As I write this article, I am working with a client to create an intranet that visualizes HR data, which it gets periodically in an email from an upstream source. Along for the ride is some—but not all—relevant contact information of the people the data concerns. This information is most useful when it lives in the organization's Active Directory, which, being an LDAP server, also makes for a handy-dandy authorization database for just about everything, on top of serving out contact information to email programs (as well as the photocopier!). Finally, this information is augmented by paper forms circulated to employees which get collated into our old buddy, Excel. And that, sure as shit, isn't going anywhere.

So, the quantitative information lives in an SQL database, because once upon a time those did things like business intelligence, rather than act as storage mechanisms for blogs. The master copy of all the authentication, access control and contact information is stored in LDAP, which in turn grants rights to view the quantitative information on two levels: directly in the database itself, and through the Web app. Finally, there is a two-way conduit between the contact database and the Excel file which concentrates the paper records. So simple.

Give That Grotesque Body a Hug

This is a lesson ground into my bones from the multitude of lugubrious failures over half a lifetime of working with information systems: no matter how pristine, orderly and all-encompassing your design, there will always be that burr, that nagging exception that compromises its integrity. And then a few months down the road there will be another one.

The lesson is embrace heterogeneity. It turns out that it isn't all that important to get every little burp and fart of business process under a single umbrella. What is important is that you can move information between locations and representations when you need to. Or, to paraphrase Wurman, the parts between the parts are more important than the parts.

Systems Run Better Downhill

…or so saith the de facto bible on the subject. A lot of these principles seem to have been figured out a long time ago. There's a paper written by Jonathan Grudin from back in 1988, when I was still playing Ninja Turtles, which suggested that many systems designed to support collaborative work were in fact zero-sum: they abridged the work of some—usually the purchasing managers—by generating extra work for others. Decades later, it appears not much has changed.

Information doesn't really flow, either. It sort of hops—arcs—from natural source to natural sink. Moving information in the opposite direction is an aberration. It's unreliable and mounds more expensive than reversing the natural polarity of that part of the system. And inverting that polarity is almost always a play on the psychology of human beings, to give them a reason to play along. The rest of the time, we can, and should, rely on the informational equivalent of gravity.

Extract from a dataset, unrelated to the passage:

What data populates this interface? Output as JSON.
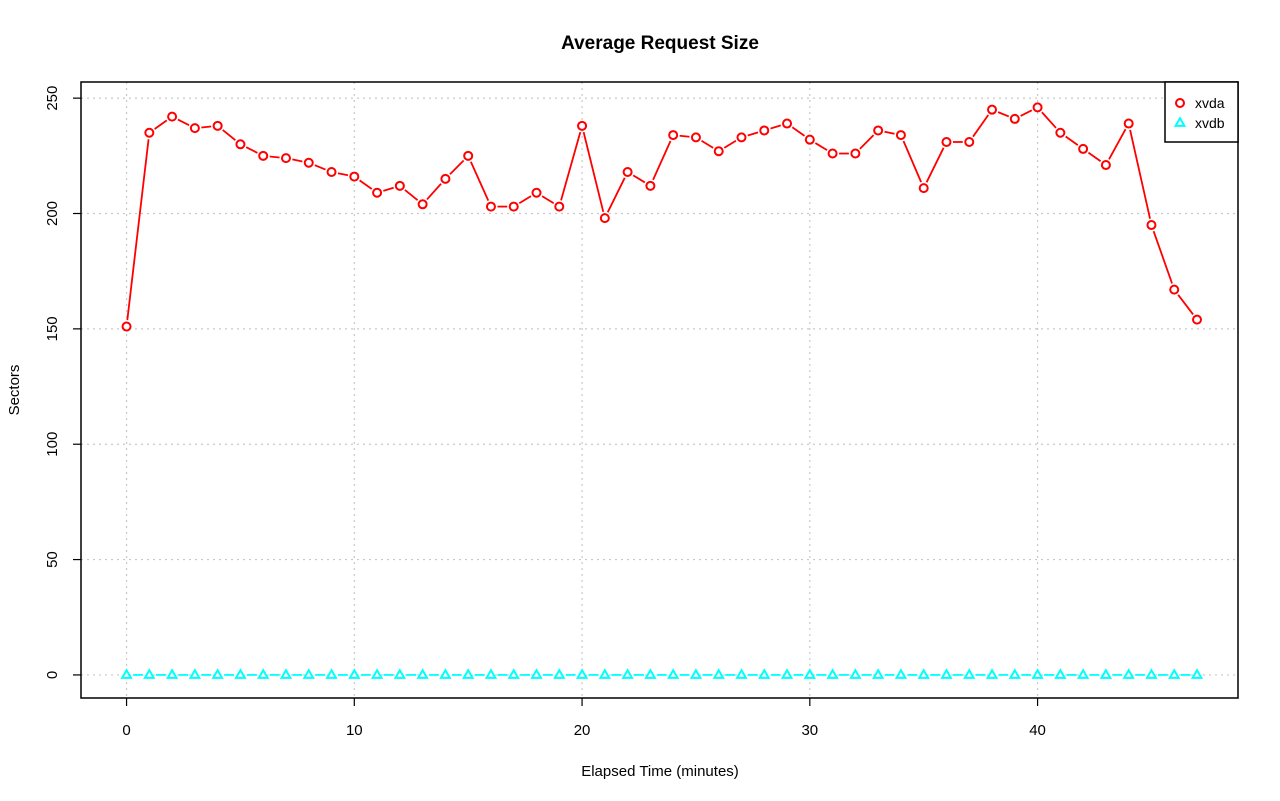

Resilience is the New Efficiency

I can't remember where I read the following, but it goes like this: An appliance is something you replace. A tool is something you sharpen. I'm not especially interested in making appliances, otherwise known as applications. They're too monolithic, too single-minded. They aren't made with their surroundings in mind; they don't recognize the arbitrarily many ways they could be applied in concert with other elements in their environment. This is because an application's application is preordained.

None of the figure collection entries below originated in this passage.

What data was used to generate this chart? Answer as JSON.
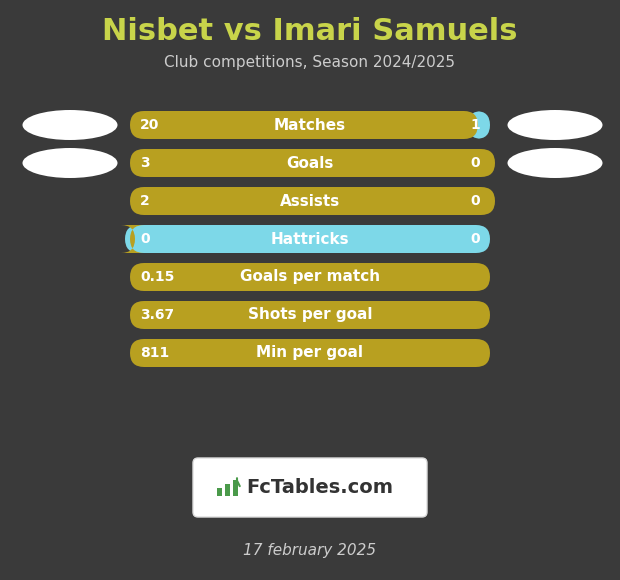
{
  "title": "Nisbet vs Imari Samuels",
  "subtitle": "Club competitions, Season 2024/2025",
  "date": "17 february 2025",
  "background_color": "#3a3a3a",
  "title_color": "#c8d44a",
  "subtitle_color": "#cccccc",
  "date_color": "#cccccc",
  "bar_gold_color": "#b8a020",
  "bar_cyan_color": "#7dd8e8",
  "bar_label_color": "#ffffff",
  "oval_color": "#cccccc",
  "rows": [
    {
      "label": "Matches",
      "left_val": "20",
      "right_val": "1",
      "has_cyan": true
    },
    {
      "label": "Goals",
      "left_val": "3",
      "right_val": "0",
      "has_cyan": true
    },
    {
      "label": "Assists",
      "left_val": "2",
      "right_val": "0",
      "has_cyan": true
    },
    {
      "label": "Hattricks",
      "left_val": "0",
      "right_val": "0",
      "has_cyan": true
    },
    {
      "label": "Goals per match",
      "left_val": "0.15",
      "right_val": null,
      "has_cyan": false
    },
    {
      "label": "Shots per goal",
      "left_val": "3.67",
      "right_val": null,
      "has_cyan": false
    },
    {
      "label": "Min per goal",
      "left_val": "811",
      "right_val": null,
      "has_cyan": false
    }
  ]
}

The infrastructural analogue to the appliance/application is the solution, which reduces to an assembly line: an all-encompassing, end-to-end process which generates a narrow range of products, for which the priority is cost-efficiency. An assembly line may be efficient, but a well-stocked workbench is a lot more robust.

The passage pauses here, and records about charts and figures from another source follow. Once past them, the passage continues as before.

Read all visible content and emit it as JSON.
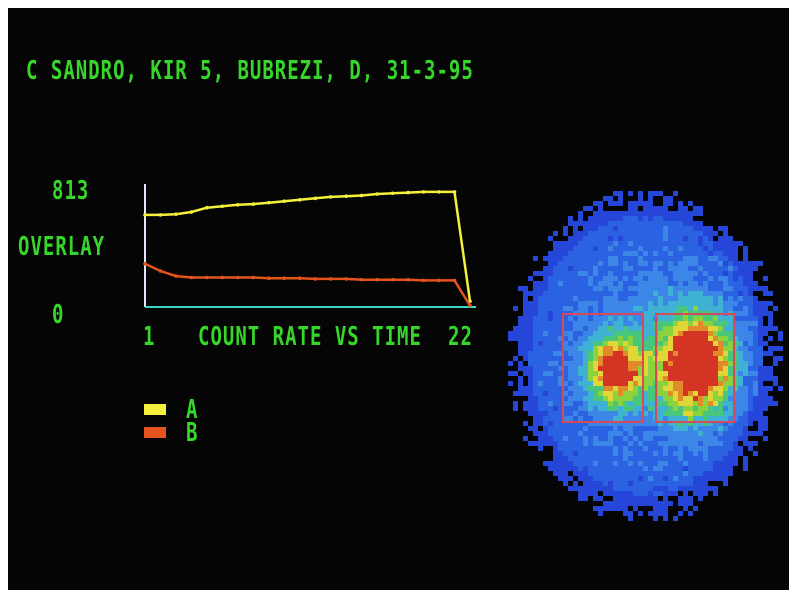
{
  "header": {
    "title": "C SANDRO, KIR 5, BUBREZI, D, 31-3-95"
  },
  "plot": {
    "overlay_label": "OVERLAY"
  },
  "colors": {
    "text": "#37d62a",
    "series_a": "#f4f03c",
    "series_b": "#e4541c",
    "roi": "#d64a5a",
    "background": "#050505"
  },
  "chart_data": {
    "type": "line",
    "title": "",
    "xlabel": "COUNT RATE VS TIME",
    "ylabel": "",
    "xlim": [
      1,
      22
    ],
    "ylim": [
      0,
      813
    ],
    "x_tick_labels": [
      "1",
      "22"
    ],
    "y_tick_labels": [
      "813",
      "0"
    ],
    "x": [
      1,
      2,
      3,
      4,
      5,
      6,
      7,
      8,
      9,
      10,
      11,
      12,
      13,
      14,
      15,
      16,
      17,
      18,
      19,
      20,
      21,
      22
    ],
    "series": [
      {
        "name": "A",
        "values": [
          640,
          640,
          645,
          660,
          690,
          700,
          710,
          715,
          725,
          735,
          745,
          755,
          765,
          770,
          775,
          785,
          790,
          795,
          800,
          800,
          800,
          40
        ]
      },
      {
        "name": "B",
        "values": [
          300,
          250,
          215,
          205,
          205,
          205,
          205,
          205,
          200,
          200,
          200,
          195,
          195,
          195,
          190,
          190,
          190,
          190,
          185,
          185,
          185,
          10
        ]
      }
    ],
    "legend": {
      "placement": "bottom-left",
      "entries": [
        "A",
        "B"
      ]
    },
    "grid": false
  }
}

But efficiency assumes that you already know what you're doing and you just need to do it bigger, faster and cheaper. I venture that in today's business climate, such clarity is rarely so self-evident. There is enormous value in cohering an idea, and then laying out the equipment to play around with it, enabling businesses to slow down without slowing down their business. That's really the kind of work I love to do: making tools, language and environments for organizations to tinker, introspect and explore.